Despotism 3k - In terms of overall look, bleak theme, and the humor in its many odd random events complete with pop culture references and other unexpected surprises Despotism 3k comes out of the gate feeling like it has promise. Some repeated playthroughs where it all boils down to time and resource management with a lot of repetition and making small tweaks to be more efficient for better success start to chip away at that element of fun unfortunately. This is all about experimenting to figure out what combination of upgrades, managing your people to focus on which resources and when, and generally just how best to respond to events you can’t control are needed to survive. If you’re interested in that sort of challenge you may find it appealing, but the lack of real variety outside of that diminishes what initially feels fresh.

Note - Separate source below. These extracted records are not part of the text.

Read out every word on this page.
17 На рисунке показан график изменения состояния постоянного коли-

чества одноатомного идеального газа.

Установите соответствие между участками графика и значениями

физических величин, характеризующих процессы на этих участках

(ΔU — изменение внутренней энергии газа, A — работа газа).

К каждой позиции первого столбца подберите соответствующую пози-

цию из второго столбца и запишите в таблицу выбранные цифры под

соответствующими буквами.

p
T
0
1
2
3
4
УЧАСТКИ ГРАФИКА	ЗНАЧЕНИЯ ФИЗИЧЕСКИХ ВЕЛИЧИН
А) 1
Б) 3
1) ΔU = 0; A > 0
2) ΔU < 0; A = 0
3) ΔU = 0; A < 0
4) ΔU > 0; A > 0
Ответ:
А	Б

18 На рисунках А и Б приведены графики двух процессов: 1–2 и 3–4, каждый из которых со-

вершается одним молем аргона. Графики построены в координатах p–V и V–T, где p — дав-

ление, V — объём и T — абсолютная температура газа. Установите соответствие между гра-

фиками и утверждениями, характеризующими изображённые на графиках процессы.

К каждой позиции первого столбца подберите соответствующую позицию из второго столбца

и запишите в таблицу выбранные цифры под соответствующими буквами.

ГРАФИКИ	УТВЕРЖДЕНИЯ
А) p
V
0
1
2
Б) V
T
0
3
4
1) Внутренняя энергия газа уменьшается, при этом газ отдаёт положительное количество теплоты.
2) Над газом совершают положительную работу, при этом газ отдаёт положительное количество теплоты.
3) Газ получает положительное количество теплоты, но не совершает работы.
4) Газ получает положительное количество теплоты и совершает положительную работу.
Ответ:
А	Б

Fly Punch Boom! - I don’t doubt that coming up with new ways to make competitive fighters/brawlers have a personality all their own and not be accused of being an also-ran clone of an existing property can be difficult, especially if you’re aiming for a more mainstream appeal. To its credit, Fly Punch Boom carves out a niche for itself that feels unique, blending some mechanics of rock paper scissors with specific or timed button presses you can use to either get an edge when things get tight or to help you recover with a tough save. The problem, though, is that in practice it feels like a bit of a mess, sometimes feeling pretty random, and other times leaving you not 100% sure when you should be pressing what so prompts can be missed just over confusion over when they may appear. Weirdly it feels like it is supposed to be a quick-to-pick-up-and-play game but at the same time there’s an edge to it that cuts against that grain. If you’re looking for something different, this will deliver, but that doesn’t mean it all gels together either.